Tolerance to anti-nociceptive effects of sodium-salicylate and morphine decreases adenosine deaminase activity in the rat hippocampus

Adenosine has been considered as a fine-tuner of the neurotransmitters in the nerve system. Adaptive changes in the brain adenosine system occur in some patho-physiological situations such as chronic exposure to morphine. In this study, the adaptive changes in the adenosine deaminase activity as a key enzyme in the adenosine metabolism that converts adenosine to inosine and ammonia, irreversibly, due to morphine dependence and tolerance to anti-nociceptive effects of sodium-salicylate were investigated. Morphine dependence was induced by morphine administration in tap water (0.4mg/ml for 24 days). Tolerance to sodium-salicylate was induced by 6 i.p. injection (1 injection/day) of sodium-salicylate. Tolerance to antinociceptive effects of sodium-salicylate was measured by tail flick (TF) and hot plate (HP) tests.
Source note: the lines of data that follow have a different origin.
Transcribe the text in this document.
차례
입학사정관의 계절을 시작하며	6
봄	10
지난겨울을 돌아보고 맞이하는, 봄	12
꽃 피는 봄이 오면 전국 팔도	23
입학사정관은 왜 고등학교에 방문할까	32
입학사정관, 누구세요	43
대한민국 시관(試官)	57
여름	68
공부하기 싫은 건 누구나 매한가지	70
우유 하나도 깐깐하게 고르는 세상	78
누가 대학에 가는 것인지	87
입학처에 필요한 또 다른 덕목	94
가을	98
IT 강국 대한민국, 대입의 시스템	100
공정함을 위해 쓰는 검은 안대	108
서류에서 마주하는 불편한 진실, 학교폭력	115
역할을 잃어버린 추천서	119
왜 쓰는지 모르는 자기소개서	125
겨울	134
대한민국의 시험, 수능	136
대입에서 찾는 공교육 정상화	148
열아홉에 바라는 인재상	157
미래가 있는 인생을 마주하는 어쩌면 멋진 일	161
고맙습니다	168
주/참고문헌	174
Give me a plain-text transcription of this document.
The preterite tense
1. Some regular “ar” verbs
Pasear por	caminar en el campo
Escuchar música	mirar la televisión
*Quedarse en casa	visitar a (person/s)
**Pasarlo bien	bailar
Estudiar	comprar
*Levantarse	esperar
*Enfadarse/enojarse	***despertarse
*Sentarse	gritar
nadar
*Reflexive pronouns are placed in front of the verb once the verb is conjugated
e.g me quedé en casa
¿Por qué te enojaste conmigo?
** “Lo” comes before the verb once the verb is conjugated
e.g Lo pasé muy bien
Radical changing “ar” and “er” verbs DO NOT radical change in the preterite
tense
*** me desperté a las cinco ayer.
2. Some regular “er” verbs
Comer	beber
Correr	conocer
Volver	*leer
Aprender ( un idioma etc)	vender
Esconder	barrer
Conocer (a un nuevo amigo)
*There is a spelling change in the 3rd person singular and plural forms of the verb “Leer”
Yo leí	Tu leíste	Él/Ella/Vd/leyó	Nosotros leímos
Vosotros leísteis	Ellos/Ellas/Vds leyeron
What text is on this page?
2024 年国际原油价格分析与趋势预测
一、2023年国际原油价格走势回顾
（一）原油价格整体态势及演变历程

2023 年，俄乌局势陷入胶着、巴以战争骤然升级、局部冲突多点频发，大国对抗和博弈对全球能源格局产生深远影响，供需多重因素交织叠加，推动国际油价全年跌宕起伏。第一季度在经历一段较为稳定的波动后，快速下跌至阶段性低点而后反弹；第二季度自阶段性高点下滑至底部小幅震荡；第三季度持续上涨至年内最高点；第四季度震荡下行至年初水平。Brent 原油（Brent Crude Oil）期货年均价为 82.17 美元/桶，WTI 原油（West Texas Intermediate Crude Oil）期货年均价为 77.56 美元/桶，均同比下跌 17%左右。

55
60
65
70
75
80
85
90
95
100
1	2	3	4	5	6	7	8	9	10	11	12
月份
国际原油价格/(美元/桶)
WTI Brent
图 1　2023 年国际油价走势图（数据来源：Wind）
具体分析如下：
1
Right hippocampus was dissected, homogenized at phosphate buffer, centrifuged and then the supernatant fraction was isolated. Protein content of the samples was measured by the Bradford method. Hippocampus adenosine deaminase activity was measured by a calorimetric method of enzyme assay which is based on the direct measurement of the produced ammonia from excessive adenosine degradation by adenosine deaminase. Daily injection of Sodium-salicylate produced antinociception in early days by latency increase rather than saline injection (P<0.0001) but in the following days this antinociceptive effect progressively decreased so at the day 5 and 6 following injection it was similar to saline (P>0.05). Injection of morphine (5mg/Kg) at the day 7 showed more increase in the latency of saline injected rather than sadium-salicylate injected (P<0.001). Adenosine deaminase activity was significantly higher in sucrose administrated rather than chronic morhine administrated (P<0.05) and in saline injected rather than sodium-salicylate injected (P<0.05). Single injection of sodium-salicylate and its control shows the same activity. There was no significant difference in enzyme activity of morphine dependent with sadium-salicylate tolerance (P>0.05). This decline in the adenosine deaminase activity may be related with adaptation in brain adenosine system subsequent of dependent to morphine or tolerance to sodium-salicylate.